Babe Didrikson Zaharias: Story of an Athlete and Trailblazer

Vintage photograph of Babe Didrikson Zaharias mid-swing on a golf course. She is captured in a dynamic pose, with her golf club raised behind her head, eyes focused on the ball, and feet positioned after a swing. She is wearing a light blue blouse, knee-length white skirt, and white golf shoes. The background shows a well-maintained grassy field with a few trees under a clear sky.
Babe Didrikson Zaharias, 1947

It was 1932, the Great Depression times. High unemployment and poverty affected many Americans. Amidst these struggles, people turned to sports. And one of the most spectacular athletes was a twenty-one-year-old woman from Texas, Babe Didrikson.

That year, Los Angeles hosted the Olympic games. Reprenseting the United States in track and filed, Babe had a dazzling performance. She won gold medals in the javelin throw and the 80-meter hurdles, setting world records in both, and a silver medal in the high jump. She became the first and still the only athlete to win an individual medal in a running, throwing, and jumping competition at an Olympic Games.

That was Babe, a fierce competitor in everything. “I don’t see any point in playing the game if you don’t win, do you?” she would say.

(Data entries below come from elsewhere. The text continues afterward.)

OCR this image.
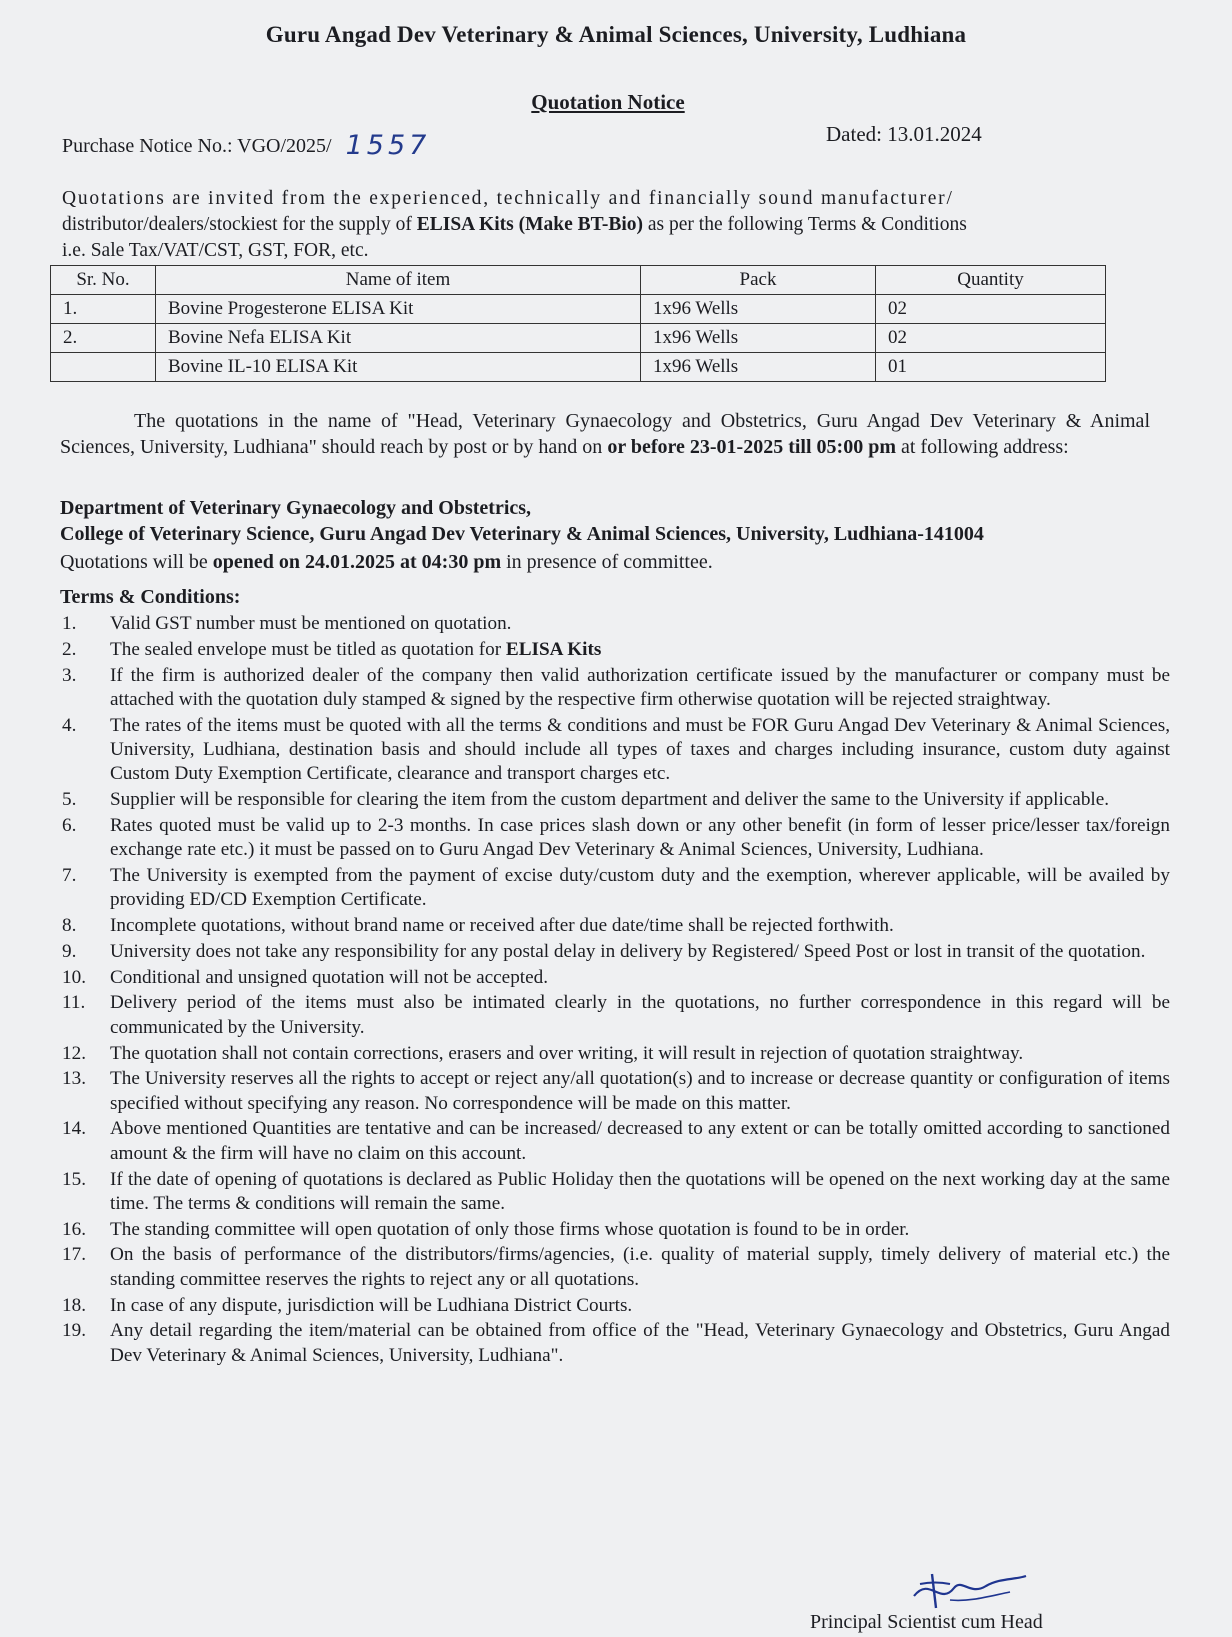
Guru Angad Dev Veterinary & Animal Sciences, University, Ludhiana
Quotation Notice
Purchase Notice No.: VGO/2025/ 1557	Dated: 13.01.2024
Quotations are invited from the experienced, technically and financially sound manufacturer/
distributor/dealers/stockiest for the supply of ELISA Kits (Make BT-Bio) as per the following Terms & Conditions
i.e. Sale Tax/VAT/CST, GST, FOR, etc.
Sr. No.	Name of item	Pack	Quantity
1.	Bovine Progesterone ELISA Kit	1x96 Wells	02
2.	Bovine Nefa ELISA Kit	1x96 Wells	02
	Bovine IL-10 ELISA Kit	1x96 Wells	01
The quotations in the name of "Head, Veterinary Gynaecology and Obstetrics, Guru Angad Dev Veterinary & Animal Sciences, University, Ludhiana" should reach by post or by hand on or before 23-01-2025 till 05:00 pm at following address:
Department of Veterinary Gynaecology and Obstetrics,
College of Veterinary Science, Guru Angad Dev Veterinary & Animal Sciences, University, Ludhiana-141004
Quotations will be opened on 24.01.2025 at 04:30 pm in presence of committee.
Terms & Conditions:
1.	Valid GST number must be mentioned on quotation.
2.	The sealed envelope must be titled as quotation for ELISA Kits
3.	If the firm is authorized dealer of the company then valid authorization certificate issued by the manufacturer or company must be attached with the quotation duly stamped & signed by the respective firm otherwise quotation will be rejected straightway.
4.	The rates of the items must be quoted with all the terms & conditions and must be FOR Guru Angad Dev Veterinary & Animal Sciences, University, Ludhiana, destination basis and should include all types of taxes and charges including insurance, custom duty against Custom Duty Exemption Certificate, clearance and transport charges etc.
5.	Supplier will be responsible for clearing the item from the custom department and deliver the same to the University if applicable.
6.	Rates quoted must be valid up to 2-3 months. In case prices slash down or any other benefit (in form of lesser price/lesser tax/foreign exchange rate etc.) it must be passed on to Guru Angad Dev Veterinary & Animal Sciences, University, Ludhiana.
7.	The University is exempted from the payment of excise duty/custom duty and the exemption, wherever applicable, will be availed by providing ED/CD Exemption Certificate.
8.	Incomplete quotations, without brand name or received after due date/time shall be rejected forthwith.
9.	University does not take any responsibility for any postal delay in delivery by Registered/ Speed Post or lost in transit of the quotation.
10.	Conditional and unsigned quotation will not be accepted.
11.	Delivery period of the items must also be intimated clearly in the quotations, no further correspondence in this regard will be communicated by the University.
12.	The quotation shall not contain corrections, erasers and over writing, it will result in rejection of quotation straightway.
13.	The University reserves all the rights to accept or reject any/all quotation(s) and to increase or decrease quantity or configuration of items specified without specifying any reason. No correspondence will be made on this matter.
14.	Above mentioned Quantities are tentative and can be increased/ decreased to any extent or can be totally omitted according to sanctioned amount & the firm will have no claim on this account.
15.	If the date of opening of quotations is declared as Public Holiday then the quotations will be opened on the next working day at the same time. The terms & conditions will remain the same.
16.	The standing committee will open quotation of only those firms whose quotation is found to be in order.
17.	On the basis of performance of the distributors/firms/agencies, (i.e. quality of material supply, timely delivery of material etc.) the standing committee reserves the rights to reject any or all quotations.
18.	In case of any dispute, jurisdiction will be Ludhiana District Courts.
19.	Any detail regarding the item/material can be obtained from office of the "Head, Veterinary Gynaecology and Obstetrics, Guru Angad Dev Veterinary & Animal Sciences, University, Ludhiana".
Principal Scientist cum Head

Such determination made her arguably the most outstanding athlete, male or female, of the time. Besides the diversity of events she won in track and field, Babe also became a champion golfer in her later years and was a star baseball player in her earlier ones. She was even a sewing champion. Babe seemed to come out victorious from any competition she entered. Fans loved her for that, and Babe showed them much warmth with her open-hearted nature.

Babe was born with the name Mildred Ella Didrikson in 1911 in Port Arthur, Texas. She was the sixth child of Norwegian immigrant parents who moved to the U.S. as adults with three children, settling in Texas. They were a poor but happy family. Babe said about her upbringing,

“I had a wonderful childhood. That must prove that it doesn’t take money to be happy, because the Didriksons sure weren’t rich. My father and mother had to work and scrimp and save like anything just to be able to feed and clothe us all.”